Fowl (Gallus domesticus) Sperm Motility Depends Upon Mitochondrial Calcium Cycling Driven by Extracellular Sodium

A relationship between extracellular Ca⁺², fowl sperm phospholipase A₂ activity, long-chain acylcarnitine content, and motility was demonstrated in previous work. Sperm motility appeared to depend upon Na⁺-dependent Ca⁺² cycling when sperm were incubated at body temperature without glucose. In the present work, motility decreased as a function of time when sperm were incubated in 2 mM Ca⁺² prepared with either buffered isotonic sucrose or LiCl. However, this effect was less pronounced in the case of LiCl. The sparing effect of Li⁺ was attributed to the mitochondrial Na⁺/Ca⁺² exchanger. Motile concentration decreased exponentially in response to micromolar concentrations of CGP 37157, a specific inhibitor of the mitochondrial Na⁺/Ca⁺² exchanger. KB-R7943 mesylate, an inhibitor of the reverse mode of the Na⁺/Ca⁺² exchanger, prevented re-initiation of motility when exogenous Ca⁺² was added to sperm rendered immotile by incubation with 1,2-bis-(o-aminophenoxy)ethane-N,N,N',N'-tetraacetic acid, a high-affinity Ca⁺² chelator. The presence of voltage-gated Ca⁺² channels was confirmed by the effect of nifedipine on motile concentration.
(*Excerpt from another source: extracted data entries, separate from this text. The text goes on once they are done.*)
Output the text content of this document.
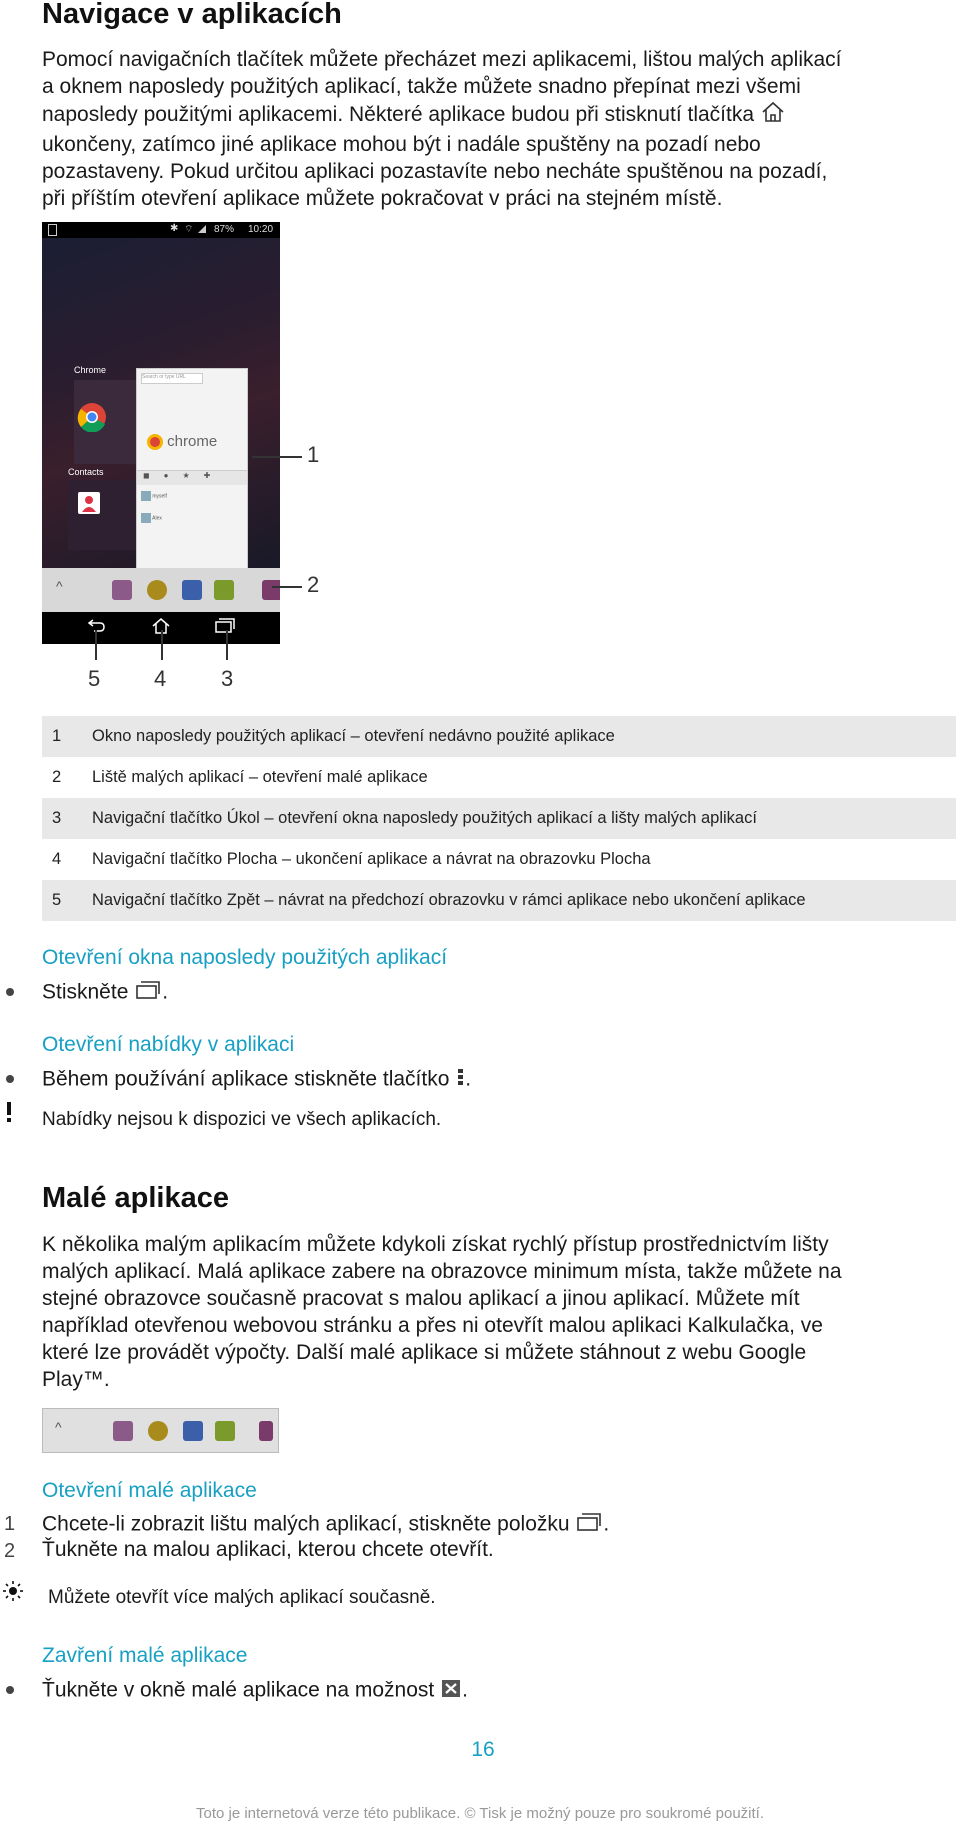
Navigace v aplikacích
Pomocí navigačních tlačítek můžete přecházet mezi aplikacemi, lištou malých aplikací
a oknem naposledy použitých aplikací, takže můžete snadno přepínat mezi všemi
naposledy použitými aplikacemi. Některé aplikace budou při stisknutí tlačítka
ukončeny, zatímco jiné aplikace mohou být i nadále spuštěny na pozadí nebo
pozastaveny. Pokud určitou aplikaci pozastavíte nebo necháte spuštěnou na pozadí,
při příštím otevření aplikace můžete pokračovat v práci na stejném místě.
✱ ⌔ 87% 10:20
Chrome
Search or type URL
chrome
Contacts	◼●★✚
myself
Alex
^
1
2
3
4
5
1	Okno naposledy použitých aplikací – otevření nedávno použité aplikace
2	Liště malých aplikací – otevření malé aplikace
3	Navigační tlačítko Úkol – otevření okna naposledy použitých aplikací a lišty malých aplikací
4	Navigační tlačítko Plocha – ukončení aplikace a návrat na obrazovku Plocha
5	Navigační tlačítko Zpět – návrat na předchozí obrazovku v rámci aplikace nebo ukončení aplikace
Otevření okna naposledy použitých aplikací
Stiskněte .
Otevření nabídky v aplikaci
Během používání aplikace stiskněte tlačítko .
Nabídky nejsou k dispozici ve všech aplikacích.
Malé aplikace
K několika malým aplikacím můžete kdykoli získat rychlý přístup prostřednictvím lišty
malých aplikací. Malá aplikace zabere na obrazovce minimum místa, takže můžete na
stejné obrazovce současně pracovat s malou aplikací a jinou aplikací. Můžete mít
například otevřenou webovou stránku a přes ni otevřít malou aplikaci Kalkulačka, ve
které lze provádět výpočty. Další malé aplikace si můžete stáhnout z webu Google
Play™.
^
Otevření malé aplikace
1 Chcete-li zobrazit lištu malých aplikací, stiskněte položku .
2 Ťukněte na malou aplikaci, kterou chcete otevřít.
Můžete otevřít více malých aplikací současně.
Zavření malé aplikace
Ťukněte v okně malé aplikace na možnost .
16
Toto je internetová verze této publikace. © Tisk je možný pouze pro soukromé použití.
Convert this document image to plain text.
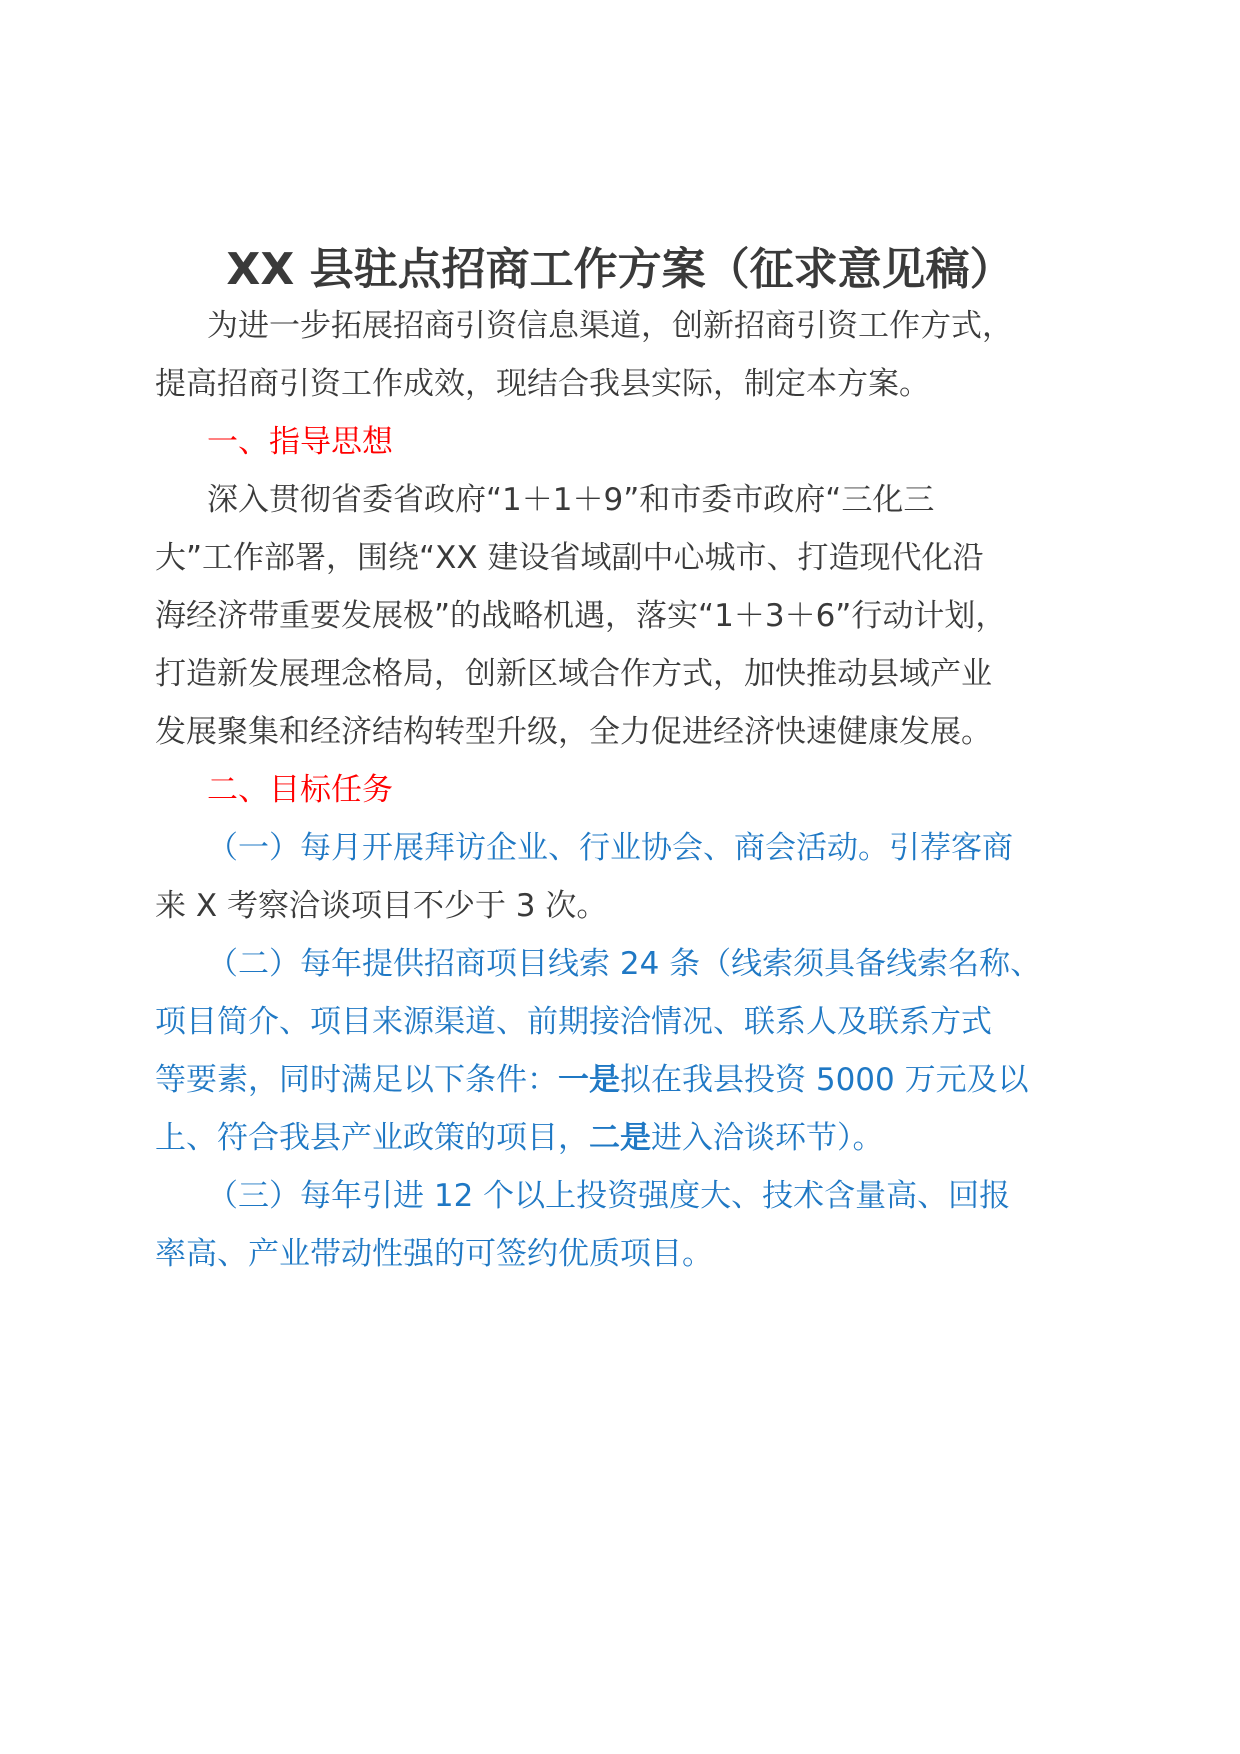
XX 县驻点招商工作方案（征求意见稿）
为进一步拓展招商引资信息渠道，创新招商引资工作方式，
提高招商引资工作成效，现结合我县实际，制定本方案。
一、指导思想
深入贯彻省委省政府“1＋1＋9”和市委市政府“三化三
大”工作部署，围绕“XX 建设省域副中心城市、打造现代化沿
海经济带重要发展极”的战略机遇，落实“1＋3＋6”行动计划，
打造新发展理念格局，创新区域合作方式，加快推动县域产业
发展聚集和经济结构转型升级，全力促进经济快速健康发展。
二、目标任务
（一）每月开展拜访企业、行业协会、商会活动。引荐客商
来 X 考察洽谈项目不少于 3 次。
（二）每年提供招商项目线索 24 条（线索须具备线索名称、
项目简介、项目来源渠道、前期接洽情况、联系人及联系方式
等要素，同时满足以下条件：一是拟在我县投资 5000 万元及以
上、符合我县产业政策的项目，二是进入洽谈环节）。
（三）每年引进 12 个以上投资强度大、技术含量高、回报
率高、产业带动性强的可签约优质项目。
Neither motile concentration nor straight line velocity was affected by either ouabain or orthovanadate, which inhibit Na⁺-K⁺ ATPase and Ca⁺²-ATPase, respectively. In summary, we infer that 1) fowl sperm motility is dependent upon extracellular Ca⁺² cycling through mitochondria; 2) such cycling is dependent upon extracellular Na⁺; and 3) fowl sperm conserve ATP by moving neither Na⁺ nor Ca⁺² by active transport. Understanding the relationship between mitochondrial Ca⁺² cycling and ATP production may be applicable to long-term semen storage.